Podczas kongresu uhonorowano także inne postaci związane ze światem sportu i turystyki. Wyróżnienia trafiły m.in. do rodziców Katarzyny Niewiadomej-Phinney, jednej z najlepszych polskich kolarek szosowych, oraz przedstawicieli firmy Comarch – uznanej za mecenasa sportu. Tytuł osobowości turystyki przypadł Ewie Wachowicz, a ambasadorem tej dziedziny została Małopolska Organizacja Turystyczna.
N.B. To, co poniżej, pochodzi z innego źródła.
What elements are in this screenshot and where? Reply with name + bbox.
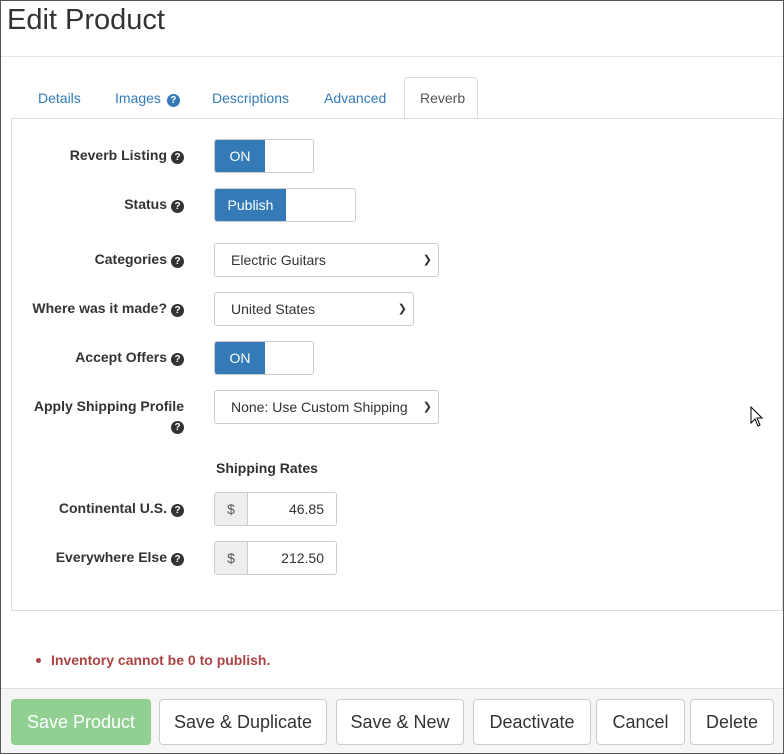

Eryk Goczał nie ukrywa, że sport to dla niego coś więcej niż rywalizacja – to styl życia i przestrzeń do emocji, których nie szuka na drogach publicznych.„Tam jestem spokojny, szanuję przepisy. Za bardzo cenię swoje prawo jazdy” – podkreśla, choć na co dzień przemieszcza się kultowym Shelby GT500, samochodem z duszą, jak sam mówi.

W styczniu 2026 roku Goczałowie ponownie zmierzą się z pustynną trasą Dakaru – tym razem w najwyższej klasie. Eryk nie kryje ambicji: cel jest jasny – zwycięstwo. – „Szczęście sprzyja przygotowanym, a determinacji nam nie brakuje” – zapewnia. Za młodym kierowcą stoi nie tylko talent i doświadczenie, ale też rodzinne wsparcie i wewnętrzna umowa: jeśli choć raz odpuszczą, kończą wspólne starty.